These results corroborated H1, and are consistent with a model of information seeking time based on our knowledge-based account of home page complexity, C. This is shown in Fig. 3B, where we recoded the 6 conditions corresponding to different NL–NE combinations in term of C, and replotted the average information seeking time as a function of C. Information seeking time proportionally increased with C regardless of the number of web elements and the number of links.

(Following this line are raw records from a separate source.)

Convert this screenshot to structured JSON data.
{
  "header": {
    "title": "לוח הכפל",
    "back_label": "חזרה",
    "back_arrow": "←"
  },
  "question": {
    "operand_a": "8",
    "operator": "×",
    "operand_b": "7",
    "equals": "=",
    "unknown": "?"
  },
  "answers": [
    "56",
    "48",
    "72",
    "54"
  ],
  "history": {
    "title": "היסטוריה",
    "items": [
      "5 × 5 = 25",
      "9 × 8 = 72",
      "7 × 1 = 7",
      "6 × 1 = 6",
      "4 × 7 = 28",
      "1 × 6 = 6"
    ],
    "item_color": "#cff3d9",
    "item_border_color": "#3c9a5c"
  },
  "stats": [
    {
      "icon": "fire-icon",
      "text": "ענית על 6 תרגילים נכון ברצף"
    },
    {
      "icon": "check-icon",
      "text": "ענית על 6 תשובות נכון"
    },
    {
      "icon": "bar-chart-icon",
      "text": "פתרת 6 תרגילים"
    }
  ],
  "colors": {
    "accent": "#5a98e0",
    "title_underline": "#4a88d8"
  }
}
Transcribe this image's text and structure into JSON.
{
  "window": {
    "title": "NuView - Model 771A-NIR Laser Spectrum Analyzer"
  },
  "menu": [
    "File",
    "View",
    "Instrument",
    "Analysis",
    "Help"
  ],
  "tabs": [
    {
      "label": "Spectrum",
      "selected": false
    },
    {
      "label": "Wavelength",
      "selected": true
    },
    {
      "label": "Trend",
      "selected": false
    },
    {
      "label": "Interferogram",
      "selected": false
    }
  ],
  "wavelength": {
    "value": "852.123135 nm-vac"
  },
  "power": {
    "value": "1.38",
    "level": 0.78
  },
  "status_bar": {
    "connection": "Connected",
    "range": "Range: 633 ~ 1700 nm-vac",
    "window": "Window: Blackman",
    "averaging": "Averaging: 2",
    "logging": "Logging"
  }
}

Our C measure indeed accounts for the overall trend of information search speed while accounting for both the lack of a significant difference between conditions with an equal number of links (i.e., largest number group) but different number of web elements (MN3 = 22.8 s ± 2.57 s vs. MN2 = 18.31 s ± 1.44 s; t = − 1.52, df = 123.17, p = 0.13), and the lack of a significant difference between conditions with equal number of web elements (NE = 2) but different number of links (Msmall = 15.9 s ± 1.59 s. Mmedium = 17.4 s ± 1.4 s; Welch t = − 0.74, df = 127.9, p = 0.46), which are both critical for an additive model independently weighting the effects of the number of links and elements.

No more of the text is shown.